Posted to solr-user@lucene.apache.org by Andy <an...@yahoo.com> on 2010/10/05 07:21:10 UTC
Differences between FilterFactory and TokenizerFactory?
There are EdgeNGramFilterFactory & EdgeNGramTokenizerFactory.
Likewise there are StandardFilterFactory & StandardTokenizerFactory.
LowerCaseFilterFactory & LowerCaseTokenizerFactory.
Seems like they always come in pairs.
What are the differences between FilterFactory and TokenizerFactory?
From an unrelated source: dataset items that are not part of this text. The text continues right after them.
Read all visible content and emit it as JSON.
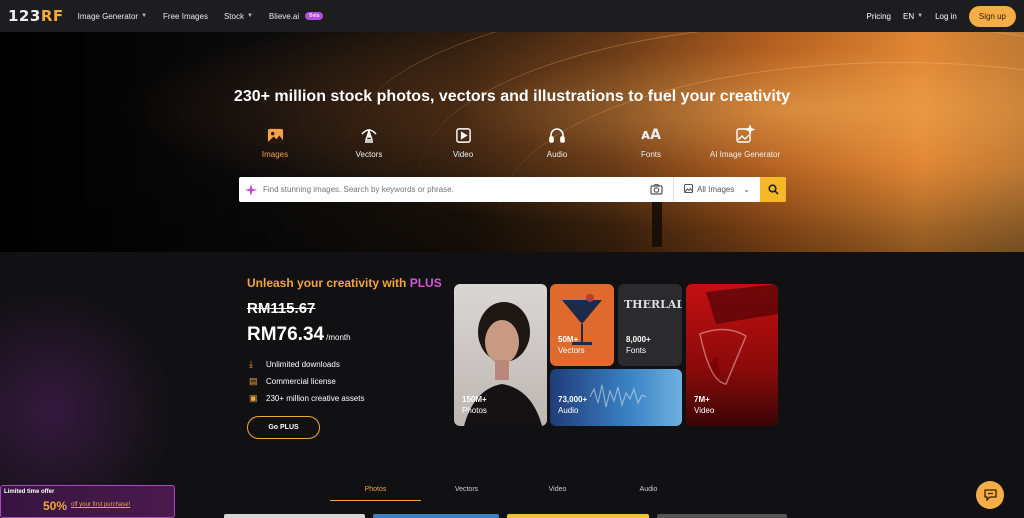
{
  "nav": {
    "logo_a": "123",
    "logo_b": "RF",
    "items": [
      {
        "label": "Image Generator",
        "has_dropdown": true
      },
      {
        "label": "Free Images",
        "has_dropdown": false
      },
      {
        "label": "Stock",
        "has_dropdown": true
      },
      {
        "label": "Blieve.ai",
        "badge": "Beta"
      }
    ],
    "pricing": "Pricing",
    "language": "EN",
    "login": "Log in",
    "signup": "Sign up"
  },
  "hero": {
    "title": "230+ million stock photos, vectors and illustrations to fuel your creativity",
    "categories": [
      {
        "label": "Images",
        "icon": "image-icon",
        "active": true
      },
      {
        "label": "Vectors",
        "icon": "pen-tool-icon",
        "active": false
      },
      {
        "label": "Video",
        "icon": "play-icon",
        "active": false
      },
      {
        "label": "Audio",
        "icon": "headphones-icon",
        "active": false
      },
      {
        "label": "Fonts",
        "icon": "font-icon",
        "active": false
      },
      {
        "label": "AI Image Generator",
        "icon": "ai-image-icon",
        "active": false
      }
    ],
    "search": {
      "placeholder": "Find stunning images. Search by keywords or phrase.",
      "type": "All Images"
    }
  },
  "plus": {
    "title_prefix": "Unleash your creativity with ",
    "title_brand": "PLUS",
    "old_price": "RM115.67",
    "price": "RM76.34",
    "period": "/month",
    "features": [
      "Unlimited downloads",
      "Commercial license",
      "230+ million creative assets"
    ],
    "button": "Go PLUS",
    "tiles": [
      {
        "count": "150M+",
        "label": "Photos"
      },
      {
        "count": "50M+",
        "label": "Vectors"
      },
      {
        "count": "8,000+",
        "label": "Fonts",
        "art_text": "THERLALU"
      },
      {
        "count": "73,000+",
        "label": "Audio"
      },
      {
        "count": "7M+",
        "label": "Video"
      }
    ]
  },
  "tabs": [
    {
      "label": "Photos",
      "active": true
    },
    {
      "label": "Vectors",
      "active": false
    },
    {
      "label": "Video",
      "active": false
    },
    {
      "label": "Audio",
      "active": false
    }
  ],
  "offer": {
    "label": "Limited time offer",
    "percent": "50%",
    "text": "off your first purchase!"
  },
  "colors": {
    "accent": "#f5ad47",
    "brand_purple": "#b44be1"
  }
}
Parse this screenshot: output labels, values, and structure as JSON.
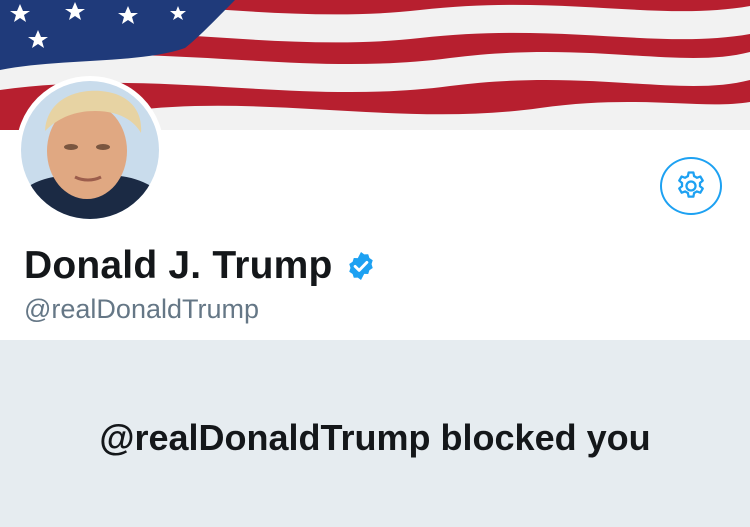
{
  "profile": {
    "display_name": "Donald J. Trump",
    "handle": "@realDonaldTrump",
    "verified": true,
    "blocked_message": "@realDonaldTrump blocked you"
  },
  "icons": {
    "settings": "gear-icon",
    "verified": "verified-badge-icon",
    "avatar": "profile-photo"
  },
  "colors": {
    "accent": "#1da1f2",
    "name_text": "#14171a",
    "handle_text": "#657786",
    "blocked_panel_bg": "#e6ecf0",
    "banner_red": "#b71f2f",
    "banner_blue": "#1f3a7a"
  }
}
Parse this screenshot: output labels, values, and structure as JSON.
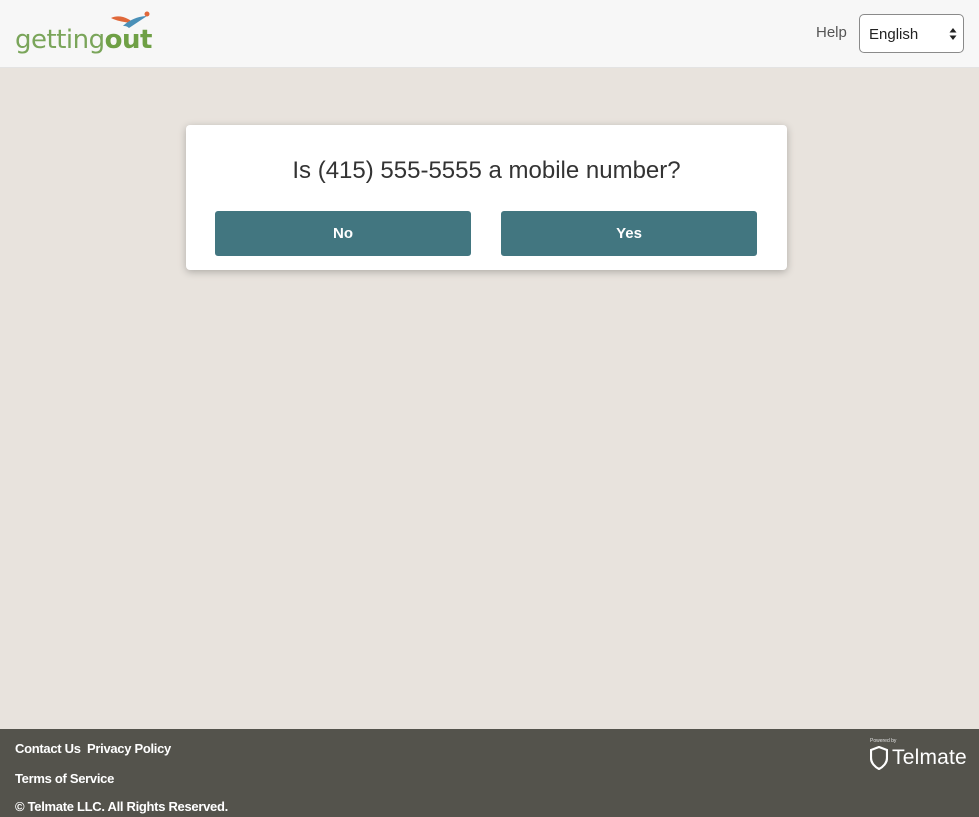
{
  "header": {
    "logo": {
      "part1": "getting",
      "part2": "out"
    },
    "help_label": "Help",
    "language": {
      "selected": "English"
    }
  },
  "dialog": {
    "question": "Is (415) 555-5555 a mobile number?",
    "no_label": "No",
    "yes_label": "Yes"
  },
  "footer": {
    "links": {
      "contact": "Contact Us",
      "privacy": "Privacy Policy",
      "terms": "Terms of Service"
    },
    "copyright": "© Telmate LLC. All Rights Reserved.",
    "brand": {
      "powered_by": "Powered by",
      "name": "Telmate"
    }
  },
  "colors": {
    "page_background": "#e8e3dd",
    "header_background": "#f7f7f7",
    "button": "#427680",
    "footer_background": "#54534c",
    "logo_green": "#6fa045"
  },
  "icons": {
    "logo_mark": "bird-swoosh-icon",
    "select_arrows": "updown-arrows-icon",
    "telmate_shield": "shield-icon"
  }
}
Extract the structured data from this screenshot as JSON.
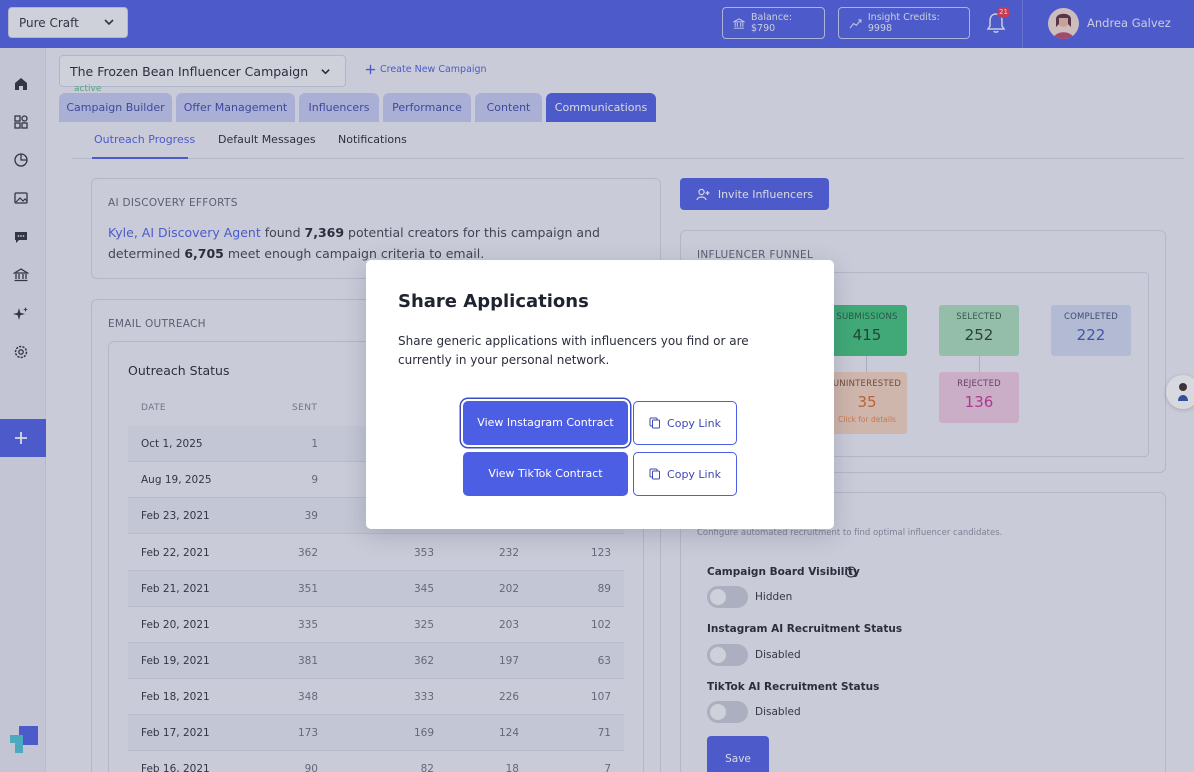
{
  "topbar": {
    "brand_select": "Pure Craft",
    "balance": "Balance: $790",
    "insight_credits": "Insight Credits: 9998",
    "notification_count": "21",
    "user_name": "Andrea Galvez"
  },
  "campaign": {
    "name": "The Frozen Bean Influencer Campaign",
    "status": "active",
    "create_label": "Create New Campaign"
  },
  "tabs": [
    {
      "label": "Campaign Builder"
    },
    {
      "label": "Offer Management"
    },
    {
      "label": "Influencers"
    },
    {
      "label": "Performance"
    },
    {
      "label": "Content"
    },
    {
      "label": "Communications",
      "active": true
    }
  ],
  "subtabs": [
    {
      "label": "Outreach Progress",
      "active": true
    },
    {
      "label": "Default Messages"
    },
    {
      "label": "Notifications"
    }
  ],
  "discovery": {
    "title": "AI DISCOVERY EFFORTS",
    "agent": "Kyle, AI Discovery Agent",
    "text1": " found ",
    "found": "7,369",
    "text2": " potential creators for this campaign and determined ",
    "qualified": "6,705",
    "text3": " meet enough campaign criteria to email."
  },
  "email_outreach": {
    "title": "EMAIL OUTREACH",
    "inner_title": "Outreach Status",
    "columns": [
      "DATE",
      "SENT"
    ],
    "rows": [
      {
        "date": "Oct 1, 2025",
        "sent": "1",
        "c3": "",
        "c4": "",
        "c5": ""
      },
      {
        "date": "Aug 19, 2025",
        "sent": "9",
        "c3": "",
        "c4": "",
        "c5": ""
      },
      {
        "date": "Feb 23, 2021",
        "sent": "39",
        "c3": "",
        "c4": "",
        "c5": ""
      },
      {
        "date": "Feb 22, 2021",
        "sent": "362",
        "c3": "353",
        "c4": "232",
        "c5": "123"
      },
      {
        "date": "Feb 21, 2021",
        "sent": "351",
        "c3": "345",
        "c4": "202",
        "c5": "89"
      },
      {
        "date": "Feb 20, 2021",
        "sent": "335",
        "c3": "325",
        "c4": "203",
        "c5": "102"
      },
      {
        "date": "Feb 19, 2021",
        "sent": "381",
        "c3": "362",
        "c4": "197",
        "c5": "63"
      },
      {
        "date": "Feb 18, 2021",
        "sent": "348",
        "c3": "333",
        "c4": "226",
        "c5": "107"
      },
      {
        "date": "Feb 17, 2021",
        "sent": "173",
        "c3": "169",
        "c4": "124",
        "c5": "71"
      },
      {
        "date": "Feb 16, 2021",
        "sent": "90",
        "c3": "82",
        "c4": "18",
        "c5": "7"
      }
    ]
  },
  "invite_label": "Invite Influencers",
  "funnel": {
    "title": "INFLUENCER FUNNEL",
    "submissions": {
      "label": "SUBMISSIONS",
      "value": "415"
    },
    "selected": {
      "label": "SELECTED",
      "value": "252"
    },
    "completed": {
      "label": "COMPLETED",
      "value": "222"
    },
    "uninterested": {
      "label": "UNINTERESTED",
      "value": "35",
      "hint": "Click for details"
    },
    "rejected": {
      "label": "REJECTED",
      "value": "136"
    }
  },
  "recruitment": {
    "description": "Configure automated recruitment to find optimal influencer candidates.",
    "board_label": "Campaign Board Visibility",
    "board_value": "Hidden",
    "instagram_label": "Instagram AI Recruitment Status",
    "instagram_value": "Disabled",
    "tiktok_label": "TikTok AI Recruitment Status",
    "tiktok_value": "Disabled",
    "save_label": "Save"
  },
  "modal": {
    "title": "Share Applications",
    "description": "Share generic applications with influencers you find or are currently in your personal network.",
    "instagram_button": "View Instagram Contract",
    "tiktok_button": "View TikTok Contract",
    "copy_label": "Copy Link"
  },
  "colors": {
    "primary": "#4c5ee3",
    "submissions_bg": "#3ec27a",
    "selected_bg": "#a8dcbc",
    "completed_bg": "#cfd9f0",
    "uninterested_bg": "#f3d3be",
    "rejected_bg": "#edc8e2"
  }
}
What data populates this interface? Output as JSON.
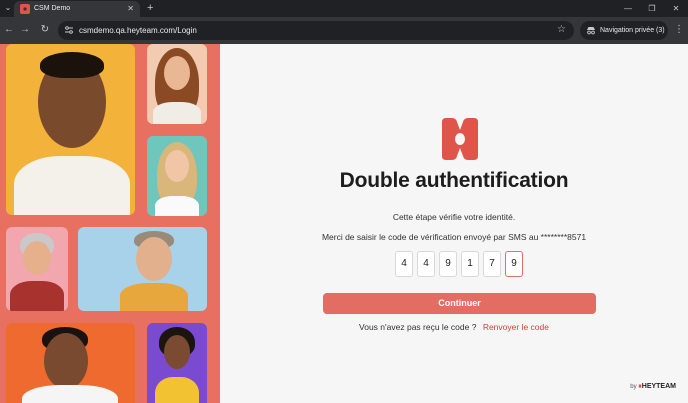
{
  "browser": {
    "tab_title": "CSM Demo",
    "tab_close": "✕",
    "new_tab": "+",
    "url": "csmdemo.qa.heyteam.com/Login",
    "incognito_label": "Navigation privée (3)",
    "window_minimize": "—",
    "window_restore": "❐",
    "window_close": "✕"
  },
  "page": {
    "heading": "Double authentification",
    "subtext": "Cette étape vérifie votre identité.",
    "instruction": "Merci de saisir le code de vérification envoyé par SMS au ********8571",
    "otp_digits": [
      "4",
      "4",
      "9",
      "1",
      "7",
      "9"
    ],
    "continue_label": "Continuer",
    "resend_prompt": "Vous n'avez pas reçu le code ?",
    "resend_link": "Renvoyer le code",
    "brand_by": "by",
    "brand_mark": "⏸",
    "brand_name": "HEYTEAM"
  },
  "colors": {
    "accent": "#e36c63",
    "left_panel": "#e87060",
    "logo": "#e0554a"
  },
  "icons": {
    "back": "arrow-left-icon",
    "forward": "arrow-right-icon",
    "reload": "reload-icon",
    "site_info": "tune-icon",
    "bookmark": "star-icon",
    "incognito": "incognito-icon",
    "menu": "kebab-menu-icon"
  }
}
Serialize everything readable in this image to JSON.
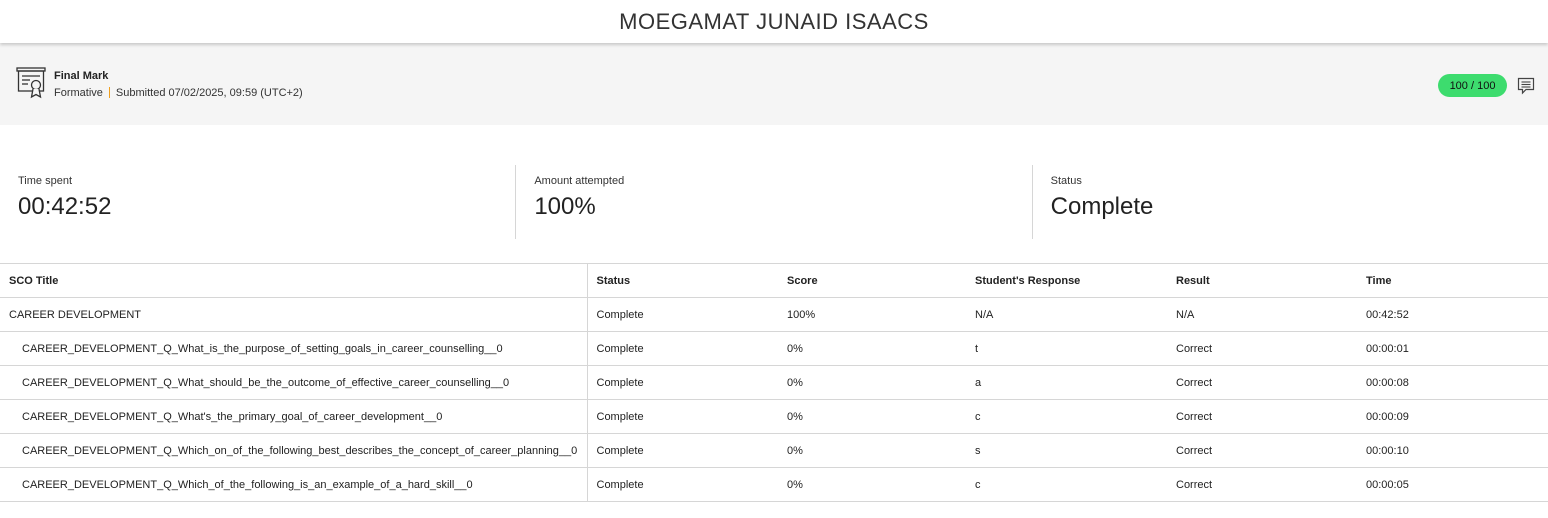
{
  "header": {
    "title": "MOEGAMAT JUNAID ISAACS"
  },
  "mark": {
    "icon": "certificate-icon",
    "title": "Final Mark",
    "type": "Formative",
    "submitted": "Submitted 07/02/2025, 09:59 (UTC+2)",
    "score": "100 / 100",
    "score_color": "#3ddc6e",
    "comment_icon": "comment-icon"
  },
  "stats": [
    {
      "label": "Time spent",
      "value": "00:42:52"
    },
    {
      "label": "Amount attempted",
      "value": "100%"
    },
    {
      "label": "Status",
      "value": "Complete"
    }
  ],
  "table": {
    "columns": [
      "SCO Title",
      "Status",
      "Score",
      "Student's Response",
      "Result",
      "Time"
    ],
    "rows": [
      [
        "CAREER DEVELOPMENT",
        "Complete",
        "100%",
        "N/A",
        "N/A",
        "00:42:52"
      ],
      [
        "CAREER_DEVELOPMENT_Q_What_is_the_purpose_of_setting_goals_in_career_counselling__0",
        "Complete",
        "0%",
        "t",
        "Correct",
        "00:00:01"
      ],
      [
        "CAREER_DEVELOPMENT_Q_What_should_be_the_outcome_of_effective_career_counselling__0",
        "Complete",
        "0%",
        "a",
        "Correct",
        "00:00:08"
      ],
      [
        "CAREER_DEVELOPMENT_Q_What's_the_primary_goal_of_career_development__0",
        "Complete",
        "0%",
        "c",
        "Correct",
        "00:00:09"
      ],
      [
        "CAREER_DEVELOPMENT_Q_Which_on_of_the_following_best_describes_the_concept_of_career_planning__0",
        "Complete",
        "0%",
        "s",
        "Correct",
        "00:00:10"
      ],
      [
        "CAREER_DEVELOPMENT_Q_Which_of_the_following_is_an_example_of_a_hard_skill__0",
        "Complete",
        "0%",
        "c",
        "Correct",
        "00:00:05"
      ]
    ]
  }
}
When should I use one as opposed to the other?
Thanks
Re: Differences between FilterFactory and TokenizerFactory?
Posted by Ahmet Arslan <io...@yahoo.com>.
> There are EdgeNGramFilterFactory
> & EdgeNGramTokenizerFactory.
>
> Likewise there are StandardFilterFactory &
> StandardTokenizerFactory.
>
> LowerCaseFilterFactory & LowerCaseTokenizerFactory.
>
> Seems like they always come in pairs.
>
> What are the differences between FilterFactory and
> TokenizerFactory? When should I use one as opposed to the
> other?
Tokenizer breaks input text into words/tokens. Its input is a Reader. Only one tokenizer exists in an Analyzer. For example StandardTokenizer removes punctuations, recognizes e-mail addresses.
TokenFilters operate on output of tokenizer. Its input is words/tokens.
LowerCaseTokenizerFactory can be expressed as combination of LetterTokenizer + LowerCaseFilter.
EdgeNGramTokenizerFactory can be think as KeywordTokenizer + EdgeNGramFilterFactory.
For example when you have LetterTokenizer + LowerCaseFilter combination in your analyzer chain, you can replace them with LowerCaseTokenizerFactory for performance gain.